Nearly 100 years ago, racism prevented Black Army Pvt. Scott Carnal of the 1st Kansas Colored Infantry from receiving a proper burial when he died in 1917 in Dayton, Nevada, about 40 miles south of Reno, according to The Reno Gazette-Journal.
Carnal, who lost a leg after being wounded in battle and whose heroics recently came to light, was celebrated Sunday by over 200 people, many of them wearing Civil War-era attire, the report says. The ceremony was held by the Sons of Union Veterans of the Civil War, the Historical Society of Dayton Valley, and several other group.
“We want to see that he has the military funeral he probably never had,” said Linda Clements, the ceremony coordinator.
Carnal was born in Rock Alum Springs, Virginia, later part of West Virginia. He later was sold to John Campbell of Louisiana. In 1863, Carnal ran away and joined Company K, 1st Kansas Colored Infantry of the Union Army, later the 39th USCIN.
“He managed to be a soldier for only a few months,” Clements said. “He was in the Battle of Honey Springs in what today is Oklahoma, and was wounded by a musket ball in the left thigh.”
Treated and discharged from the Army in October 1863, Carnal earned a pension of $8 a month.

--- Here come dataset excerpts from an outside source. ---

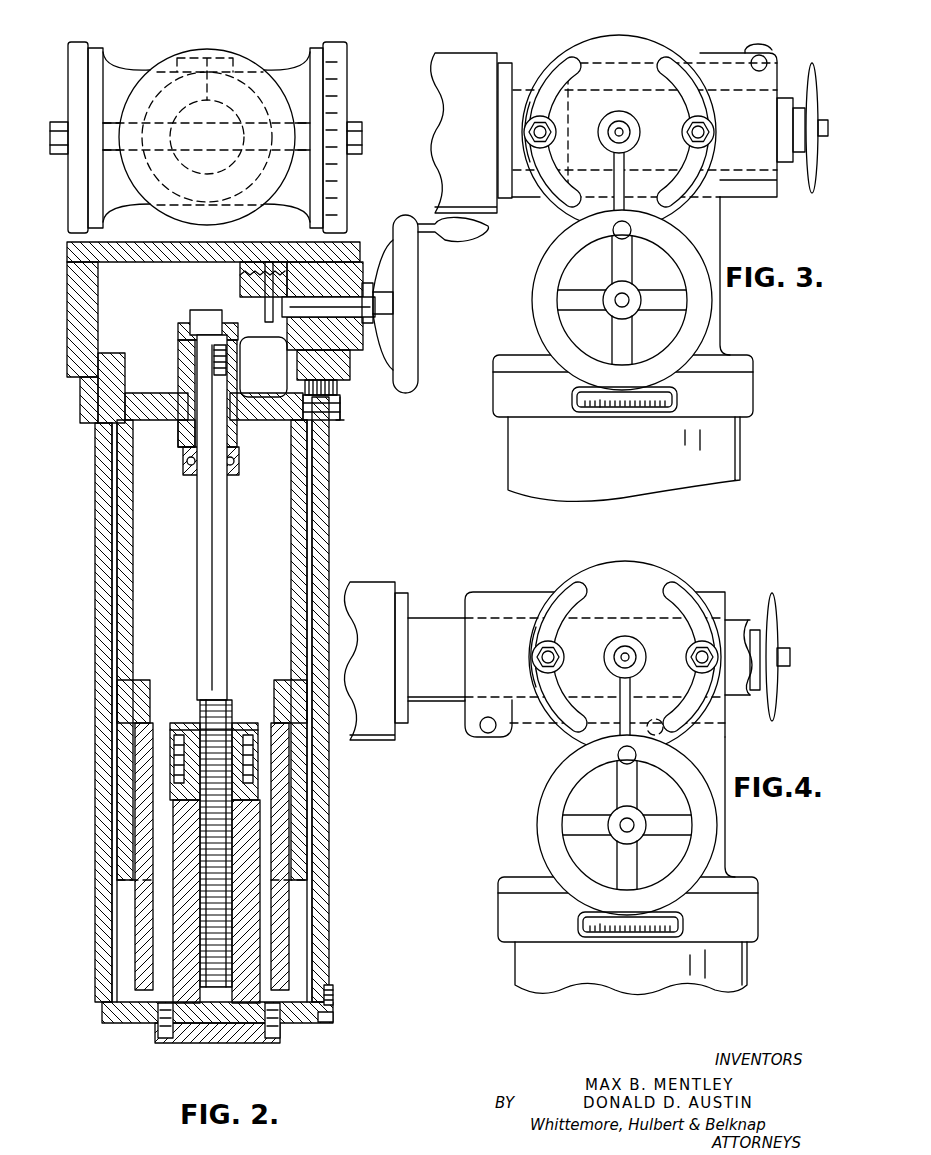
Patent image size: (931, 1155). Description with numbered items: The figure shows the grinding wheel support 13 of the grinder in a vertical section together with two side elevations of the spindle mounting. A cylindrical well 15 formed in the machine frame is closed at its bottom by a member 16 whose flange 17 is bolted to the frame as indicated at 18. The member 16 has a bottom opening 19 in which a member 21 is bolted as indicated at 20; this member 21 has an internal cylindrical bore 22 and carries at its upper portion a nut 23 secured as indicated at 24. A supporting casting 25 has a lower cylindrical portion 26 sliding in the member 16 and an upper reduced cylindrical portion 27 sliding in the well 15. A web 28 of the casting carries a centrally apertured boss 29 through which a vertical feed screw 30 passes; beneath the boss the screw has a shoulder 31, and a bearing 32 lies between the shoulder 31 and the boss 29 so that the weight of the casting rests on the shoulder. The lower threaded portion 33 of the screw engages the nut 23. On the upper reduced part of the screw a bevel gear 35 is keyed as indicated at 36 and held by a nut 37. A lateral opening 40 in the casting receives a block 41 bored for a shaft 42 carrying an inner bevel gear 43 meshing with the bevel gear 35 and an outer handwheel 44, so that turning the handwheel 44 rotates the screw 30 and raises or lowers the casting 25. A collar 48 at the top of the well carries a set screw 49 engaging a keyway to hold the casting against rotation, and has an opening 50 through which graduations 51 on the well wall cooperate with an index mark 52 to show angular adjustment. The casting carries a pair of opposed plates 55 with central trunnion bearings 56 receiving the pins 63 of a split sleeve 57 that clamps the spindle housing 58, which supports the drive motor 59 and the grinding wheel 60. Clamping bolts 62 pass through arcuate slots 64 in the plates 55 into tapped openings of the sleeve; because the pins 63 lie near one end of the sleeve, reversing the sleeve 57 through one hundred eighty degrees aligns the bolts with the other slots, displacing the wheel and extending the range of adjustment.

In FIG. 2, the grinding wheel support 13 is at (348, 187).
In FIG. 3, the grinding wheel support 13 is at (724, 338).
In FIG. 4, the grinding wheel support 13 is at (726, 857).
In FIG. 2, the cylindrical recess or well 15 is at (322, 530).
In FIG. 3, the cylindrical recess or well 15 is at (512, 497).
In FIG. 4, the cylindrical recess or well 15 is at (520, 968).
In FIG. 2, the bottom closure member 16 is at (310, 915).
In FIG. 2, the flange 17 is at (334, 1003).
In FIG. 2, the bolted securement 18 is at (325, 1020).
In FIG. 2, the opening 19 is at (165, 1035).
In FIG. 2, the bolted securement 20 is at (275, 1035).
In FIG. 2, the bored member 21 is at (230, 1043).
In FIG. 2, the internal cylindrical bore 22 is at (230, 845).
In FIG. 2, the nut 23 is at (192, 720).
In FIG. 2, the bolted securement 24 is at (175, 732).
In FIG. 2, the supporting casting 25 is at (80, 365).
In FIG. 2, the lower cylindrical portion 26 is at (285, 850).
In FIG. 2, the upper reduced cylindrical portion 27 is at (298, 550).
In FIG. 2, the web 28 is at (255, 412).
In FIG. 2, the centrally apertured boss 29 is at (243, 440).
In FIG. 2, the vertical feed screw 30 is at (210, 575).
In FIG. 2, the shoulder 31 is at (210, 470).
In FIG. 2, the bearing 32 is at (235, 465).
In FIG. 2, the threaded portion 33 is at (218, 943).
In FIG. 2, the bevel gear 35 is at (172, 338).
In FIG. 2, the key 36 is at (226, 360).
In FIG. 2, the nut 37 is at (193, 322).
In FIG. 2, the lateral opening 40 is at (330, 350).
In FIG. 2, the block 41 is at (340, 300).
In FIG. 2, the shaft 42 is at (440, 222).
In FIG. 2, the bevel gear 43 is at (232, 285).
In FIG. 2, the handwheel 44 is at (410, 300).
In FIG. 3, the handwheel 44 is at (700, 316).
In FIG. 4, the handwheel 44 is at (545, 820).
In FIG. 2, the collar 48 is at (332, 408).
In FIG. 3, the collar 48 is at (752, 393).
In FIG. 4, the collar 48 is at (760, 920).
In FIG. 2, the set screw 49 is at (320, 393).
In FIG. 2, the opening 50 is at (340, 415).
In FIG. 3, the opening 50 is at (668, 410).
In FIG. 4, the opening 50 is at (665, 934).
In FIG. 3, the graduations 51 is at (600, 410).
In FIG. 4, the graduations 51 is at (582, 934).
In FIG. 3, the index mark 52 is at (622, 410).
In FIG. 4, the index mark 52 is at (620, 934).
In FIG. 2, the opposed plates 55 is at (335, 42).
In FIG. 3, the opposed plates 55 is at (655, 55).
In FIG. 4, the opposed plates 55 is at (625, 657).
In FIG. 2, the trunnion bearings 56 is at (70, 110).
In FIG. 3, the trunnion bearings 56 is at (618, 118).
In FIG. 4, the trunnion bearings 56 is at (595, 676).
In FIG. 2, the split sleeve 57 is at (262, 72).
In FIG. 3, the split sleeve 57 is at (775, 198).
In FIG. 4, the split sleeve 57 is at (526, 722).
In FIG. 3, the spindle housing 58 is at (520, 95).
In FIG. 4, the spindle housing 58 is at (438, 635).
In FIG. 2, the drive motor 59 is at (158, 70).
In FIG. 3, the drive motor 59 is at (466, 62).
In FIG. 4, the drive motor 59 is at (393, 593).
In FIG. 3, the grinding wheel 60 is at (810, 192).
In FIG. 4, the grinding wheel 60 is at (777, 612).
In FIG. 3, the clamping bolts 62 is at (526, 133).
In FIG. 4, the clamping bolts 62 is at (532, 657).
In FIG. 3, the pins 63 is at (626, 140).
In FIG. 4, the pins 63 is at (630, 648).
In FIG. 3, the arcuate slots 64 is at (688, 75).
In FIG. 4, the arcuate slots 64 is at (558, 612).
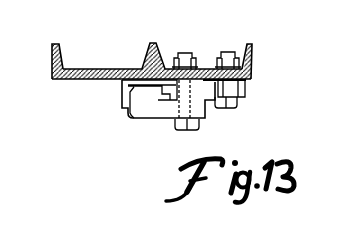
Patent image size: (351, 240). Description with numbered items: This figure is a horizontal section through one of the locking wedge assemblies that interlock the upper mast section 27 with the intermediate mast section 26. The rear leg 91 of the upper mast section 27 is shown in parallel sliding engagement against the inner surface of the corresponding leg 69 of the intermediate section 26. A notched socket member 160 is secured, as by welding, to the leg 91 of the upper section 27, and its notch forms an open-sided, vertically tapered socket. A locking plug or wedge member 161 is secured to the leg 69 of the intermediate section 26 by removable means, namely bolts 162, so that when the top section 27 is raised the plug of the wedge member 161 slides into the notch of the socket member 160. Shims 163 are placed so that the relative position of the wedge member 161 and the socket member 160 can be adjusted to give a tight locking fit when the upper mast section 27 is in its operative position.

The upper mast section 27 is at (51, 63).
The rear leg 91 is at (77, 72).
The intermediate mast section 26 is at (253, 57).
The leg of the intermediate section 69 is at (215, 69).
The notched socket member 160 is at (126, 87).
The wedge member 161 is at (246, 92).
The bolts 162 is at (201, 123).
The shims 163 is at (246, 78).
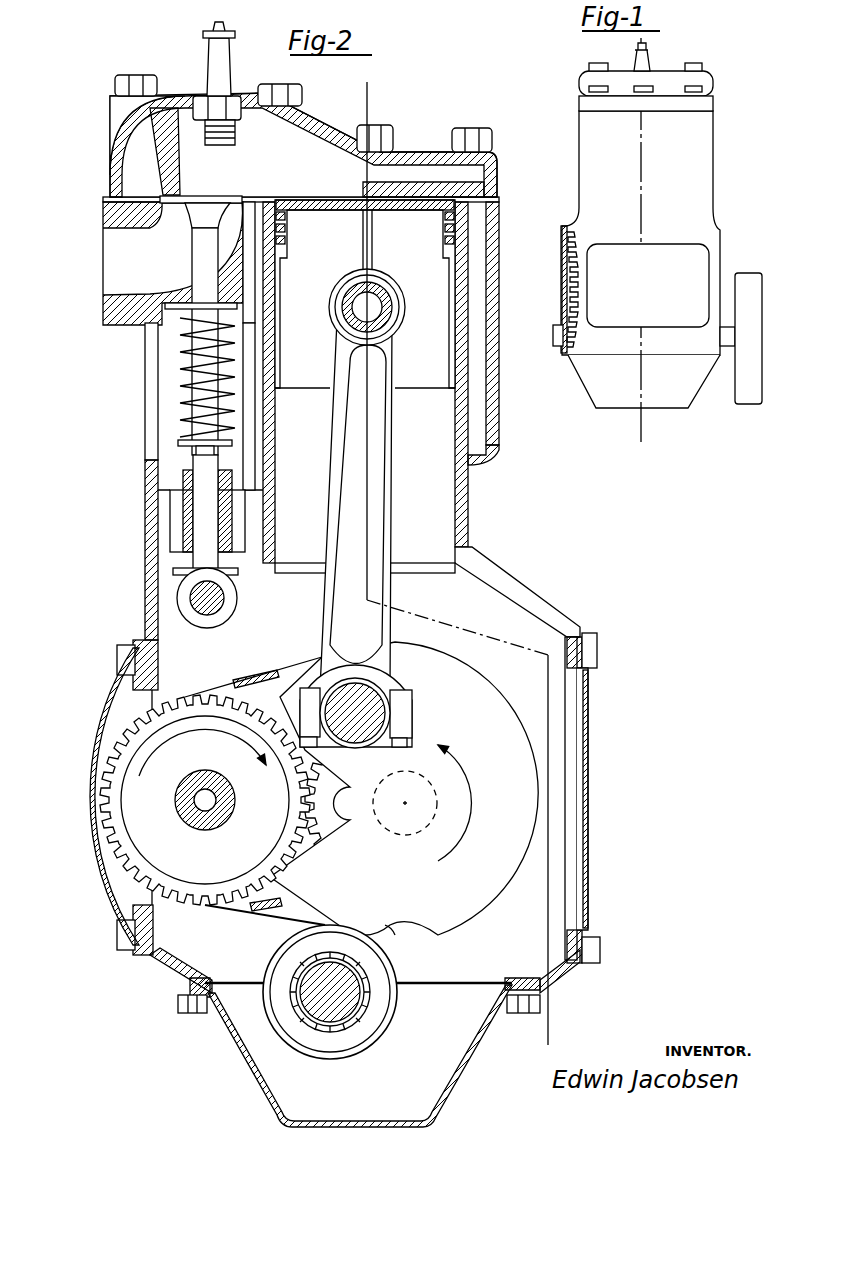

He had difficulty working because his leg wound didn’t heal properly. Doctors told him if he didn’t have the leg amputated he would die, but Carnal went to Colorado to work in mining. “But he ended up running a fruit stand,” Clements said.
We’re glad Pvt. Carnal finally got the recognition he deserves. We also send out respect to the unknown soldiers who have yet to be recognized for their wartime heroism.